Vivendo em uma espécie de universo
paralelo, muitos servidores públicos parecem não entender que os recursos que
bancam a máquina estatal não brotam da terra
O Estado de S. Paulo
Já era esperada a reação dos
sindicatos de servidores públicos federais à medida provisória editada pelo
governo que adia o reajuste salarial do funcionalismo de 2018 para 2019 e eleva
a contribuição previdenciária da categoria, de 11% para 14%, para quem ganha
acima de R$ 5 mil. O anúncio de que haverá greves e protestos, além de ações
judiciais contra a medida, condiz com o comportamento de quem não pretende
abrir mão de nenhum de seus privilégios em relação aos trabalhadores do setor
privado, nem mesmo diante da evidente asfixia do Orçamento federal.
Vivendo em uma espécie de
universo paralelo, muitos servidores públicos parecem não entender que os
recursos que bancam o funcionamento da máquina estatal não brotam da terra, por
geração espontânea, e sim resultam de impostos e contribuições pagos pelos
brasileiros, que, em contrapartida, são maltratados pela burocracia e pela
precariedade do serviço que ajudam a financiar.

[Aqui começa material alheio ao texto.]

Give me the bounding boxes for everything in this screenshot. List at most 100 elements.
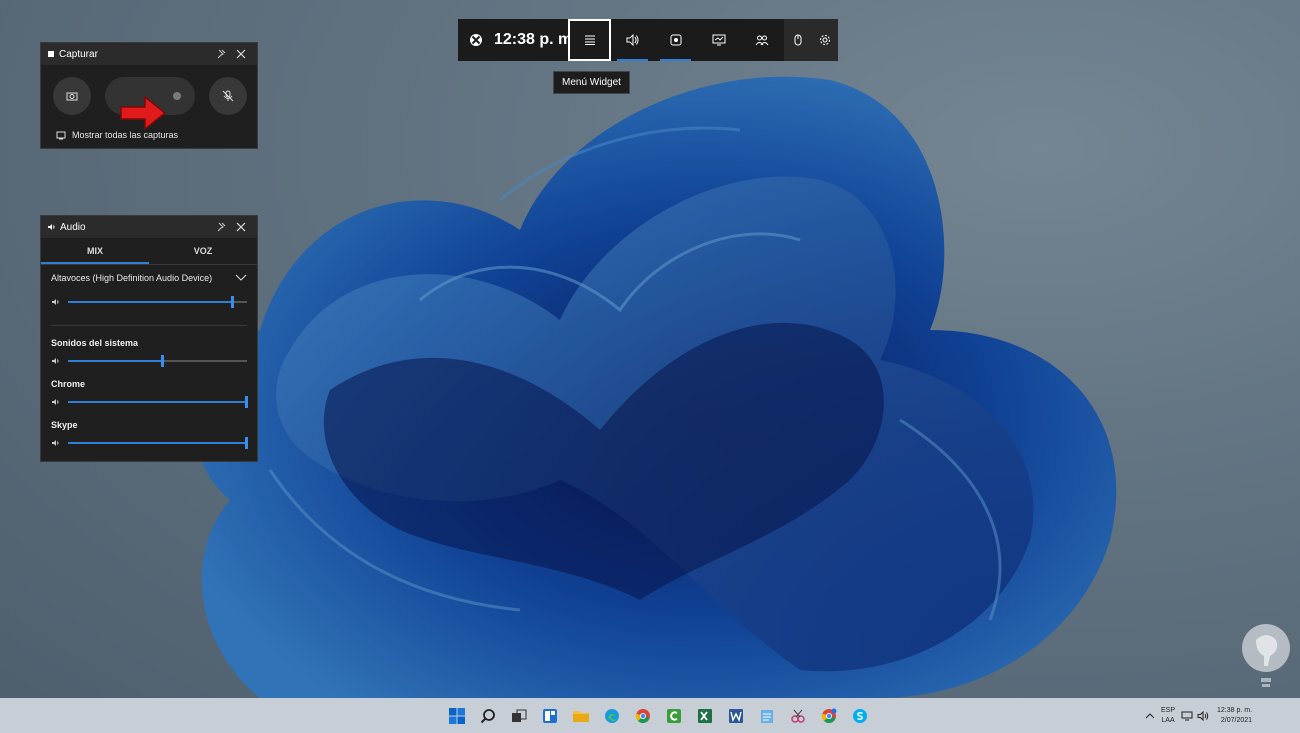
scissors-icon	[790, 709, 805, 723]
performance-widget-button[interactable]	[697, 19, 740, 61]
divider	[51, 325, 247, 326]
list-icon	[584, 35, 595, 45]
skype-volume-row	[41, 432, 257, 454]
lang-line2: LAA	[1161, 716, 1175, 724]
mic-off-icon	[222, 90, 234, 102]
settings-button[interactable]	[811, 19, 838, 61]
capture-buttons	[41, 65, 257, 131]
file-explorer-button[interactable]	[566, 701, 596, 731]
speaker-icon	[626, 34, 638, 46]
taskbar-clock[interactable]: 12:38 p. m. 2/07/2021	[1217, 706, 1252, 726]
language-indicator[interactable]: ESP LAA	[1161, 706, 1175, 726]
people-icon	[755, 35, 768, 46]
edge-icon	[604, 708, 619, 723]
notepad-button[interactable]	[752, 701, 782, 731]
pin-icon[interactable]	[211, 43, 231, 65]
audio-widget-button[interactable]	[611, 19, 654, 61]
show-all-captures-link[interactable]: Mostrar todas las capturas	[56, 130, 257, 140]
gamebar-right	[784, 19, 838, 61]
widget-menu-button[interactable]	[568, 19, 611, 61]
app-label-skype: Skype	[51, 420, 78, 430]
windows-icon	[448, 707, 465, 724]
audio-tabs: MIX VOZ	[41, 238, 257, 265]
snipping-tool-button[interactable]	[783, 701, 813, 731]
slider-fill	[68, 401, 247, 403]
active-indicator	[617, 59, 648, 61]
word-icon	[728, 708, 743, 723]
mouse-icon	[794, 34, 801, 46]
social-widget-button[interactable]	[740, 19, 783, 61]
capture-icon	[670, 34, 681, 46]
mouse-button[interactable]	[784, 19, 811, 61]
volume-icon[interactable]	[51, 398, 60, 406]
volume-icon[interactable]	[51, 439, 60, 447]
close-icon[interactable]	[231, 43, 251, 65]
camtasia-button[interactable]	[659, 701, 689, 731]
camtasia-icon	[666, 708, 681, 723]
chevron-up-icon[interactable]	[1145, 712, 1155, 720]
capture-title: Capturar	[59, 48, 98, 60]
slider-thumb[interactable]	[245, 437, 248, 449]
audio-title: Audio	[60, 221, 86, 233]
volume-icon[interactable]	[51, 357, 60, 365]
audio-titlebar[interactable]: Audio	[41, 216, 257, 238]
system-volume-row	[41, 350, 257, 372]
output-device-select[interactable]: Altavoces (High Definition Audio Device)	[41, 265, 257, 291]
system-tray: ESP LAA 12:38 p. m. 2/07/2021	[1145, 698, 1252, 733]
show-all-label: Mostrar todas las capturas	[72, 130, 179, 140]
chevron-down-icon	[235, 274, 247, 281]
master-volume-row	[41, 291, 257, 313]
slider-thumb[interactable]	[230, 296, 234, 308]
folder-icon	[572, 710, 589, 722]
network-icon[interactable]	[1181, 711, 1193, 721]
chrome-button[interactable]	[628, 701, 658, 731]
chrome-profile-button[interactable]	[814, 701, 844, 731]
chrome-volume-slider[interactable]	[68, 396, 248, 408]
widgets-icon	[542, 708, 557, 723]
app-label-chrome: Chrome	[51, 379, 86, 389]
skype-icon	[852, 708, 867, 723]
slider-thumb[interactable]	[245, 396, 248, 408]
task-view-icon	[511, 709, 526, 722]
capture-widget-button[interactable]	[654, 19, 697, 61]
word-button[interactable]	[721, 701, 751, 731]
chrome-icon	[635, 708, 650, 723]
monitor-icon	[712, 34, 725, 46]
volume-icon[interactable]	[1197, 710, 1209, 721]
gear-icon	[819, 35, 830, 45]
close-icon[interactable]	[231, 216, 251, 238]
site-logo	[1242, 624, 1290, 687]
clock-date: 2/07/2021	[1220, 716, 1253, 724]
search-button[interactable]	[473, 701, 503, 731]
capture-widget: Capturar Mostrar todas las capturas	[40, 42, 258, 149]
widget-menu-tooltip: Menú Widget	[553, 71, 630, 94]
game-bar: 12:38 p. m.	[458, 19, 838, 61]
mic-toggle-button[interactable]	[209, 77, 247, 115]
red-arrow-annotation	[120, 95, 167, 131]
audio-widget: Audio MIX VOZ Altavoces (High Definition…	[40, 215, 258, 462]
taskbar: ESP LAA 12:38 p. m. 2/07/2021	[0, 698, 1300, 733]
skype-button[interactable]	[845, 701, 875, 731]
volume-icon[interactable]	[51, 298, 60, 306]
lang-line1: ESP	[1161, 706, 1176, 714]
camera-icon	[66, 92, 78, 101]
pin-icon[interactable]	[211, 216, 231, 238]
tab-voz[interactable]: VOZ	[149, 238, 257, 264]
xbox-icon[interactable]	[458, 19, 494, 61]
skype-volume-slider[interactable]	[68, 437, 248, 449]
master-volume-slider[interactable]	[68, 296, 247, 308]
start-button[interactable]	[442, 701, 472, 731]
widgets-button[interactable]	[535, 701, 565, 731]
system-volume-slider[interactable]	[68, 355, 247, 367]
edge-button[interactable]	[597, 701, 627, 731]
speaker-small-icon	[48, 224, 55, 230]
excel-button[interactable]	[690, 701, 720, 731]
task-view-button[interactable]	[504, 701, 534, 731]
record-dot-icon	[173, 92, 181, 100]
screenshot-button[interactable]	[53, 77, 91, 115]
capture-titlebar[interactable]: Capturar	[41, 43, 257, 65]
taskbar-apps	[441, 698, 875, 733]
tab-mix[interactable]: MIX	[41, 238, 149, 264]
slider-fill	[68, 301, 233, 303]
slider-thumb[interactable]	[160, 355, 164, 367]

Como se o dinheiro destinado
ao funcionalismo fosse farto ou mesmo infinito, avolumam-se reivindicações das
mais variadas espécies, em geral divorciadas da realidade. Há exemplos que
ultrapassam a barreira do patético, como o da ministra dos Direitos Humanos,
Luislinda Valois, que recentemente pleiteou o direito de receber acima do teto
salarial do funcionalismo público, de R$ 33,7 mil, pois sua situação atual,
“sem sombra de dúvidas, se assemelha ao trabalho escravo”. Desembargadora
aposentada, que aufere todo santo mês R$ 30.471,10, Luislinda Valois quer
receber também o salário integral de ministra, de R$ 33,7 mil, e não os R$ 3,3
mil que ganha em razão do teto salarial.
A ministra e muitos de seus
colegas de serviço público – particularmente no Judiciário, de onde ela é
oriunda – não se mostram preocupados com a situação do País, como se não lhes
dissesse respeito e como se uma parte considerável do buraco nas contas
públicas não tivesse sido criada justamente pela imensa generosidade do Estado
para com seus funcionários, ignorando os limites da lei. Se alguém ainda tem
alguma dúvida sobre os estragos causados por essa conduta, basta observar a
falência de vários Estados, particularmente o Rio de Janeiro, cujo governo se
entregou durante anos à mais desbragada demagogia ao beneficiar seus
funcionários com reajustes salariais irreais, que agora, é claro, não consegue
honrar.
Tem-se, portanto, uma situação
em que as exigências de servidores indiferentes ao estado das contas públicas
encontram políticos e autoridades sem disposição para enfrentá-los. Ao
contrário: em muitos casos, o que se tem é o casamento perfeito entre um
funcionalismo muito bem articulado em torno de seus interesses privados e
dirigentes interessados em ter o apoio desses servidores para controlar a
máquina pública. É a união da fome com a vontade de comer, ao arrepio da Lei de
Responsabilidade Fiscal.
“Não tem como, não cabe na
conta do Orçamento”, disse o ministro do Planejamento, Dyogo Oliveira, a
respeito dos reajustes agora suspensos e da necessidade de cobrar uma alíquota
previdenciária mais alta dos funcionários federais. Para o ministro, “as
categorias deveriam levar em consideração esses fatores, a situação do País, a
quantidade de desempregados”.
Mas é evidente que isso seria
pedir demais. Embora “a média de salário dessa turma seja de R$ 13 mil por
mês”, como afirmou Dyogo Oliveira – que lembrou ainda que a União concedeu
reajuste de 6% em média para esses funcionários neste ano, contra uma inflação
de 2,5% no período –, os sindicalistas prometem “partir para cima”, como
anunciou o presidente do Fórum Nacional Permanente de Carreiras Típicas de
Estado, Rudinei Marques.
O grande trunfo dos
sindicalistas é, como sempre, a indisposição de parte da base aliada no
Congresso de trabalhar em favor dos interesses gerais do País, o que a
obrigaria a encarar o barulhento lobby dos servidores. “O momento não aconselha
decidir sobre matérias desse nível”, avisou o líder do PR na Câmara, José Rocha
(BA). Se o momento não é este, qual seria?